We’ve written to Heathrow airport and Bournemouth airport to urge them to stop using thermal surveillance cameras.
Thermal scanners are currently being trialled at Heathrow Airport’s Terminal 2 immigration hall and Bournemouth Airport, and claim to detect if a person has a fever a key symptom of coronavirus.
They’re also being used by some employers. We know Amazon UK is using thermal surveillance on staff, so we’ve written to them too.
You can read the letters here.
Thermal imaging cameras cannot detect fevers and we think they’re likely to breach data protection and privacy rights.
This is a lurch towards biosurveillance and pervasive health monitoring that is more likely to benefit the surveillance industry than to provide any benefit to public health.
There’s a lack of scientific evidence to support their use and the WHO among other world experts has cautioned against temperature screening for coronavirus. We believe the airports are using them for security theatre in attempt to get business going again.
It’s important that thermal checkpoints are voluntary and better still that their use is halted altogether. We don’t want to live in a surveillance environment where companies monitor us increasingly ‘under the skin’, measuring our bodies and collecting health data for no good reason other than corporate profits.
Facial recognition, profiling and thermal screening
Heathrow Airport’s website states that “a subsequent phase” of their use of thermal surveillance may involve “escalations to healthcare professionals.” This could lead to significant automated decisions based on experimental surveillance.

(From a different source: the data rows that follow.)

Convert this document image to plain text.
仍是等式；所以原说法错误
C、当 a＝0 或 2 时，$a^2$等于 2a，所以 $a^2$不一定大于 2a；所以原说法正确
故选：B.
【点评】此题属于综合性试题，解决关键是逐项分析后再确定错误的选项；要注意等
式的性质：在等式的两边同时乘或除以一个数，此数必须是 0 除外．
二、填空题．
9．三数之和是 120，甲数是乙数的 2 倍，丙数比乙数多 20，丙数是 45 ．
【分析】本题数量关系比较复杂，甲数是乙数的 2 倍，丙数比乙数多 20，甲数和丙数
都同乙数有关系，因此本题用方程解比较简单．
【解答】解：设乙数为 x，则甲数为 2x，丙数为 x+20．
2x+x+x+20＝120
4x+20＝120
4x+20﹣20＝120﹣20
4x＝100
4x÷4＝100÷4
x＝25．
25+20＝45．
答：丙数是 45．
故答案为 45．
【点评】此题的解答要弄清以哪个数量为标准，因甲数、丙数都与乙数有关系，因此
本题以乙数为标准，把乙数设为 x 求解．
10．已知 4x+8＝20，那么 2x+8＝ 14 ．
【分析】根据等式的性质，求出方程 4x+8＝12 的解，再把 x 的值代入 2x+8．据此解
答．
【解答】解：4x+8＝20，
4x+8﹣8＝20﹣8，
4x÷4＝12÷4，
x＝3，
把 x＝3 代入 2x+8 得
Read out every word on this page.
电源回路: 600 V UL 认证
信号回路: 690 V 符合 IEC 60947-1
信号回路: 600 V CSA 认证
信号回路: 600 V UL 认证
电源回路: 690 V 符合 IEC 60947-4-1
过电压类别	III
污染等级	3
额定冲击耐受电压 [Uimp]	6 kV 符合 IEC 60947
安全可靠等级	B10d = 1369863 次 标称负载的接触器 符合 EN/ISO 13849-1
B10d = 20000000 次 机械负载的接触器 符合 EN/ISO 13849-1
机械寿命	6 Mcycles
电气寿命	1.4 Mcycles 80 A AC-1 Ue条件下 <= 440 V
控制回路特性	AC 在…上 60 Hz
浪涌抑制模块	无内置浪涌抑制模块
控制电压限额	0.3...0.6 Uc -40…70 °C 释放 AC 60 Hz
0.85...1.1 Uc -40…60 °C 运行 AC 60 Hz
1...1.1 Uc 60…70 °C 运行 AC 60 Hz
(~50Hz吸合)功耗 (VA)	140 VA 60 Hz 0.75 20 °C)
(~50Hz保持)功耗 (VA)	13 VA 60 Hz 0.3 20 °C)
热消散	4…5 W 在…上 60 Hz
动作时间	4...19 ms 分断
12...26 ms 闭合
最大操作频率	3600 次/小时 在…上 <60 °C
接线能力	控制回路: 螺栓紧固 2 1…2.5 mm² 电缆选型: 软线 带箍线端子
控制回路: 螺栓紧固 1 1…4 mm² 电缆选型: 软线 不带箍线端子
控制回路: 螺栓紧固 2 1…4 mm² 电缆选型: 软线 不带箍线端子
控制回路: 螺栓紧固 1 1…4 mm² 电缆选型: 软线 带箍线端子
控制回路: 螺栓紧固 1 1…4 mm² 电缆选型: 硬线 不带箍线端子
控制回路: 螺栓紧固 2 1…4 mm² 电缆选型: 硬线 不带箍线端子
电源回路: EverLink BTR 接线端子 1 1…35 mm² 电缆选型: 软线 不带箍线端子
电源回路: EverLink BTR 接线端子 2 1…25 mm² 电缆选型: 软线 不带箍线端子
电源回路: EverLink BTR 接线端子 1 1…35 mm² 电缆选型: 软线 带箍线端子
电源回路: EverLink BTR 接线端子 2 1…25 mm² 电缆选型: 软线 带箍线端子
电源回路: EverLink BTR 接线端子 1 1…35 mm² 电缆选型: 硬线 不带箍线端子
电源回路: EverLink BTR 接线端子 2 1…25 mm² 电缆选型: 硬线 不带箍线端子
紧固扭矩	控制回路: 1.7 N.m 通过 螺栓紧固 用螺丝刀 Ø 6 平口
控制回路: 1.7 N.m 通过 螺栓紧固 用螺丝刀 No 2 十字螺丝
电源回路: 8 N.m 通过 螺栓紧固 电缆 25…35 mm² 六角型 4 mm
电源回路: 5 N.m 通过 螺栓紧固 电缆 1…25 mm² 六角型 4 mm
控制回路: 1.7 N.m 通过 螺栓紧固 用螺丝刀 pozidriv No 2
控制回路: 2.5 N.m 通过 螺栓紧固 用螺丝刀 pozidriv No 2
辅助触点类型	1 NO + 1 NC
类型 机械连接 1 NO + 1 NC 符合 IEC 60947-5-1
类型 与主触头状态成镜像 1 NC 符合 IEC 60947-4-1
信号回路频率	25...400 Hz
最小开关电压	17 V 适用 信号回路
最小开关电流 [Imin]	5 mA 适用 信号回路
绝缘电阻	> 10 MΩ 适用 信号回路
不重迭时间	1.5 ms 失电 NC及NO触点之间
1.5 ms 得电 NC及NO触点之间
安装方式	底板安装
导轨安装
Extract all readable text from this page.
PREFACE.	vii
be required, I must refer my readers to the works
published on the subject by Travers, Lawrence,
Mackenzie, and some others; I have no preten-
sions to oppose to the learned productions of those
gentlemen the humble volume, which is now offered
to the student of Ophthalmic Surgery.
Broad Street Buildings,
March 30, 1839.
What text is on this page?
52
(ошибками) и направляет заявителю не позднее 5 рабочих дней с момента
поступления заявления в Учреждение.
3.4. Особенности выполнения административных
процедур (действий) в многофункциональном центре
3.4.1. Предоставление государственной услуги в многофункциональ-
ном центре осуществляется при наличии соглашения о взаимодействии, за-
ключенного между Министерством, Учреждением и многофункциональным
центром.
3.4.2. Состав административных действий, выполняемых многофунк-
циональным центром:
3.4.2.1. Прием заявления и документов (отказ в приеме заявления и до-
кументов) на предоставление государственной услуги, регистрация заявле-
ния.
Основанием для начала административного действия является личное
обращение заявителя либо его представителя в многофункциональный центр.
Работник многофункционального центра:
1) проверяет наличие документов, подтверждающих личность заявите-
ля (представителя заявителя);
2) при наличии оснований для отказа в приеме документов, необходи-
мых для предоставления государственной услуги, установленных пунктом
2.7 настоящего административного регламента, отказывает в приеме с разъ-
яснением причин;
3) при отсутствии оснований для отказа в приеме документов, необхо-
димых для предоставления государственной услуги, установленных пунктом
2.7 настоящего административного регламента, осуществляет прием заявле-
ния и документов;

It could affect quarantine restrictions on people arriving into the UK and disrupt plans for holiday-makers trying to leave the UK as the lockdown is eased.
Heathrow Airport said it is also considering a further rollout of “facial recognition thermal screening technology”. We think that’s unacceptable and highly likely to be unlawful.
Heathrow Airport’s thermal cameras use infrared technology to estimate passengers’ skin temperature and also log their estimated age group, gender, movement speed, clothing and “other generic information which may cause a person to have an elevated temperature such as ‘passenger was carrying a cup of tea’.”
Security theatre
Thermal imaging is being applied as a novel surveillance method that is completely unproven in public health contexts. During a seasonal flu epidemic, a New Zealand study found airport thermal scanners were “not much better than chance” at identifying infected travellers. During the SARS epidemic, 763,082 passengers were screened by thermal scanners in Toronto and Vancouver airports, but failed to identify a single case. The World Health Organisation has recently urged caution against the use of temperature screening.
Heathrow Airport has said it believes thermal screening will provide, “passenger confidence” whilst Bournemouth Airport’s thermal scanner provider SCC claims the tech could increase profits by “removing the requirement to undersell occupancy to enable social distancing on flights”.
However, in a pandemic, misplaced confidence deriving from surveillance marketing rather than scientific evidence endangers public health.